Plan vélo, Primes à l’achat, indemnité kilométrique, voies cyclables… la part du vélo progresse dans les agglomérations mais fléchit en dehors. Le Budget Participatif peut-il être une piste pour y emprunter la voie cyclable ?

Dans les métropoles, les projets vélo sont toujours très présents au budget participatif et les voies cyclables aux avant-postes. Problème : elles coûtent cher, très cher, voire même très cher !

Le kilomètre est estimé à 150 000 euros en milieu urbain peu dense, 270 000 euros en banlieue dense et jusqu’à 800 000 euros en cœur de ville selon une étude Inddigo pour l’ADEME citée par Le Monde.

Autre problème : ces voies cyclables doivent se connecter entre elles. De même que pour la route ou les transports en commun, elles doivent former un réseau.

Le vélo, et en particulier ces triporteurs, sont aussi un média du Budget participatif.

Le Budget participatif en pistes


A Paris, en 2015 la victoire du projet “En piste, encore plus d’aménagements cyclables” est, en ce sens, révélatrice. Il s’agit de la fusion de 28 projets. Ce projet arrivé en tête est venu s’inscrire en complément du Plan vélo pour s’intégrer au réseau cyclable alors en projet.

En 2016, toujours à Paris, ce sont cette fois des projets plus localisés qui ont remporté les suffrages dans les arrondissements. Là encore, la somme totale consacrée – 11 millions d’euros – est très loin des montants que peuvent consacrer les villes au Budget Participatif.

Les projets ont-ils depuis disparu du Budget participatif de la capitale ? Non, mais les grands projets ont cédé la place à d’autres, plus modestes, ou ont été regroupés avec d’autres aménagements dans un secteur donné. Enfin, les priorités des habitants ont évolué vers l’écologie ou la solidarité par exemple.

A Lille, la Ville a fait le choix de s’effacer derrière la Métropole. Les projets vélo sont possibles mais les pistes cyclables, de la compétence de l’intercommunalité, n’ont pas été retenues par le jury citoyen qui décide in fine.

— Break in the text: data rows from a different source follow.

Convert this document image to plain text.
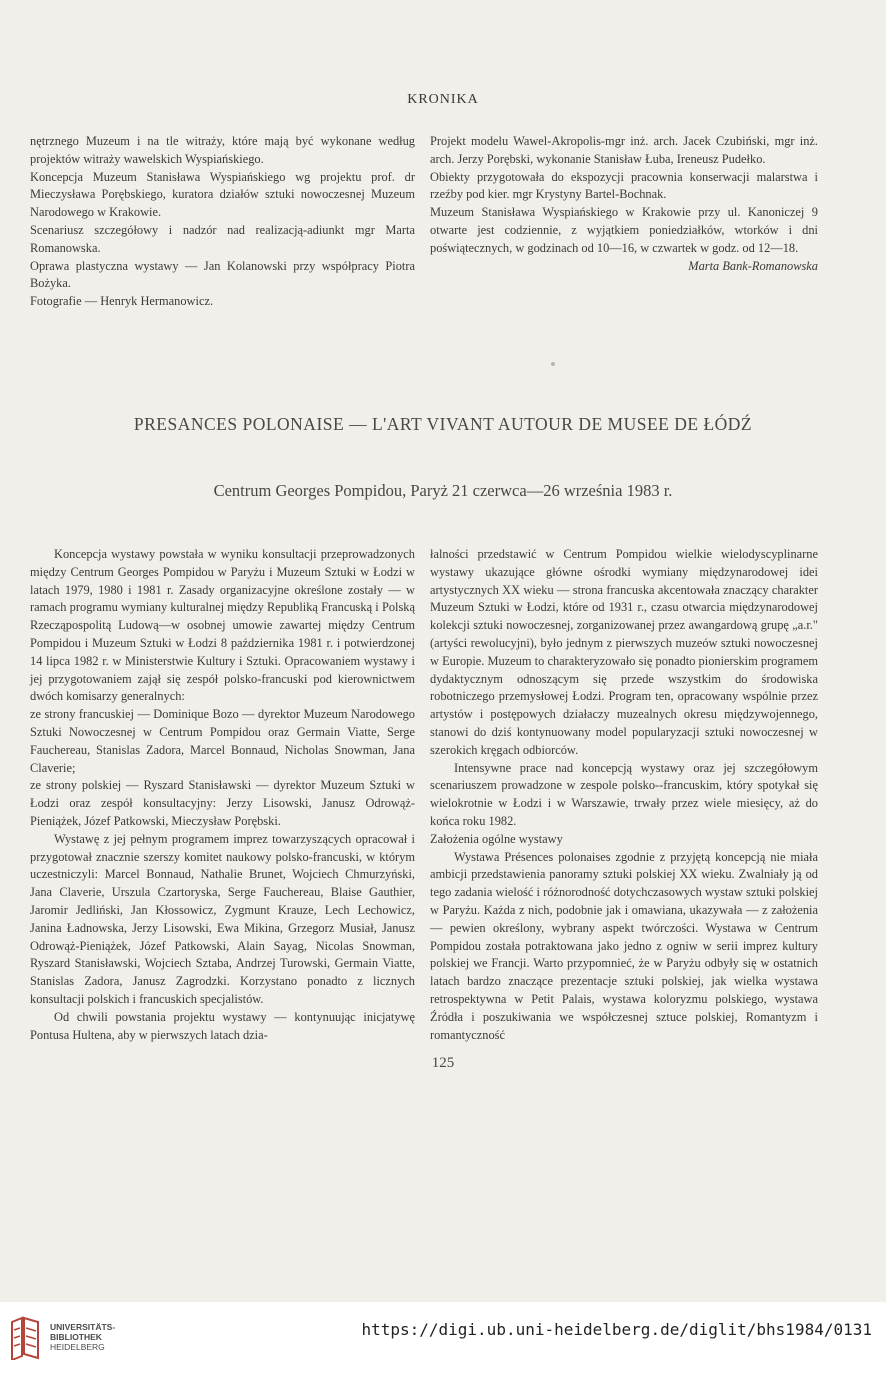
KRONIKA

nętrznego Muzeum i na tle witraży, które mają być wykonane według projektów witraży wawelskich Wyspiańskiego.

Koncepcja Muzeum Stanisława Wyspiańskiego wg projektu prof. dr Mieczysława Porębskiego, kuratora działów sztuki nowoczesnej Muzeum Narodowego w Krakowie.

Scenariusz szczegółowy i nadzór nad realizacją-adiunkt mgr Marta Romanowska.

Oprawa plastyczna wystawy — Jan Kolanowski przy współpracy Piotra Bożyka.

Fotografie — Henryk Hermanowicz.

Projekt modelu Wawel-Akropolis-mgr inż. arch. Jacek Czubiński, mgr inż. arch. Jerzy Porębski, wykonanie Stanisław Łuba, Ireneusz Pudełko.

Obiekty przygotowała do ekspozycji pracownia konserwacji malarstwa i rzeźby pod kier. mgr Krystyny Bartel-Bochnak.

Muzeum Stanisława Wyspiańskiego w Krakowie przy ul. Kanoniczej 9 otwarte jest codziennie, z wyjątkiem poniedziałków, wtorków i dni poświątecznych, w godzinach od 10—16, w czwartek w godz. od 12—18.

Marta Bank-Romanowska

PRESANCES POLONAISE — L'ART VIVANT AUTOUR DE MUSEE DE ŁÓDŹ
Centrum Georges Pompidou, Paryż 21 czerwca—26 września 1983 r.

Koncepcja wystawy powstała w wyniku konsultacji przeprowadzonych między Centrum Georges Pompidou w Paryżu i Muzeum Sztuki w Łodzi w latach 1979, 1980 i 1981 r. Zasady organizacyjne określone zostały — w ramach programu wymiany kulturalnej między Republiką Francuską i Polską Rzecząpospolitą Ludową—w osobnej umowie zawartej między Centrum Pompidou i Muzeum Sztuki w Łodzi 8 października 1981 r. i potwierdzonej 14 lipca 1982 r. w Ministerstwie Kultury i Sztuki. Opracowaniem wystawy i jej przygotowaniem zajął się zespół polsko-francuski pod kierownictwem dwóch komisarzy generalnych:

ze strony francuskiej — Dominique Bozo — dyrektor Muzeum Narodowego Sztuki Nowoczesnej w Centrum Pompidou oraz Germain Viatte, Serge Fauchereau, Stanislas Zadora, Marcel Bonnaud, Nicholas Snowman, Jana Claverie;

ze strony polskiej — Ryszard Stanisławski — dyrektor Muzeum Sztuki w Łodzi oraz zespół konsultacyjny: Jerzy Lisowski, Janusz Odrowąż-Pieniążek, Józef Patkowski, Mieczysław Porębski.

Wystawę z jej pełnym programem imprez towarzyszących opracował i przygotował znacznie szerszy komitet naukowy polsko-francuski, w którym uczestniczyli: Marcel Bonnaud, Nathalie Brunet, Wojciech Chmurzyński, Jana Claverie, Urszula Czartoryska, Serge Fauchereau, Blaise Gauthier, Jaromir Jedliński, Jan Kłossowicz, Zygmunt Krauze, Lech Lechowicz, Janina Ładnowska, Jerzy Lisowski, Ewa Mikina, Grzegorz Musiał, Janusz Odrowąż-Pieniążek, Józef Patkowski, Alain Sayag, Nicolas Snowman, Ryszard Stanisławski, Wojciech Sztaba, Andrzej Turowski, Germain Viatte, Stanislas Zadora, Janusz Zagrodzki. Korzystano ponadto z licznych konsultacji polskich i francuskich specjalistów.

Od chwili powstania projektu wystawy — kontynuując inicjatywę Pontusa Hultena, aby w pierwszych latach dzia-

łalności przedstawić w Centrum Pompidou wielkie wielodyscyplinarne wystawy ukazujące główne ośrodki wymiany międzynarodowej idei artystycznych XX wieku — strona francuska akcentowała znaczący charakter Muzeum Sztuki w Łodzi, które od 1931 r., czasu otwarcia międzynarodowej kolekcji sztuki nowoczesnej, zorganizowanej przez awangardową grupę „a.r." (artyści rewolucyjni), było jednym z pierwszych muzeów sztuki nowoczesnej w Europie. Muzeum to charakteryzowało się ponadto pionierskim programem dydaktycznym odnoszącym się przede wszystkim do środowiska robotniczego przemysłowej Łodzi. Program ten, opracowany wspólnie przez artystów i postępowych działaczy muzealnych okresu międzywojennego, stanowi do dziś kontynuowany model popularyzacji sztuki nowoczesnej w szerokich kręgach odbiorców.

Intensywne prace nad koncepcją wystawy oraz jej szczegółowym scenariuszem prowadzone w zespole polsko--francuskim, który spotykał się wielokrotnie w Łodzi i w Warszawie, trwały przez wiele miesięcy, aż do końca roku 1982.

Założenia ogólne wystawy

Wystawa Présences polonaises zgodnie z przyjętą koncepcją nie miała ambicji przedstawienia panoramy sztuki polskiej XX wieku. Zwalniały ją od tego zadania wielość i różnorodność dotychczasowych wystaw sztuki polskiej w Paryżu. Każda z nich, podobnie jak i omawiana, ukazywała — z założenia — pewien określony, wybrany aspekt twórczości. Wystawa w Centrum Pompidou została potraktowana jako jedno z ogniw w serii imprez kultury polskiej we Francji. Warto przypomnieć, że w Paryżu odbyły się w ostatnich latach bardzo znaczące prezentacje sztuki polskiej, jak wielka wystawa retrospektywna w Petit Palais, wystawa koloryzmu polskiego, wystawa Źródła i poszukiwania we współczesnej sztuce polskiej, Romantyzm i romantyczność

125
UNIVERSITÄTS-
BIBLIOTHEK
HEIDELBERG
https://digi.ub.uni-heidelberg.de/diglit/bhs1984/0131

Le Budget participatif hors piste


Hors piste cyclable, point de vélo au Budget participatif ? Non et les projets des citoyens – ou ceux portés par les associations de promotion de la bicyclette – apparaissent toujours en bonne place dans les appels à projets. L’enquête nationale lesbudgetsparticipatifs.fr en préparation et qui sortira prochainement tendra à le confirmer.

Ces projets, plus modestes, privilégient donc d’autres aspects de l’usage du vélo : la sécurité anti-vol lors du stationnement avec des arceaux ou des garages comme proposé ici à Armentières, et l’entretien de la bicyclette avec des pompes en libre service par exemple.


Ces projets régulièrement proposés et votés en annoncent aussi de nouveaux, à l’image de ces vélibus, ces vélos collectifs pour prendre la route de l’école. Deux rosalies ont été acceptées et votées à Strasbourg pour 20 000 € l’unité, à la condition qu’un bénévole en assure la conduite.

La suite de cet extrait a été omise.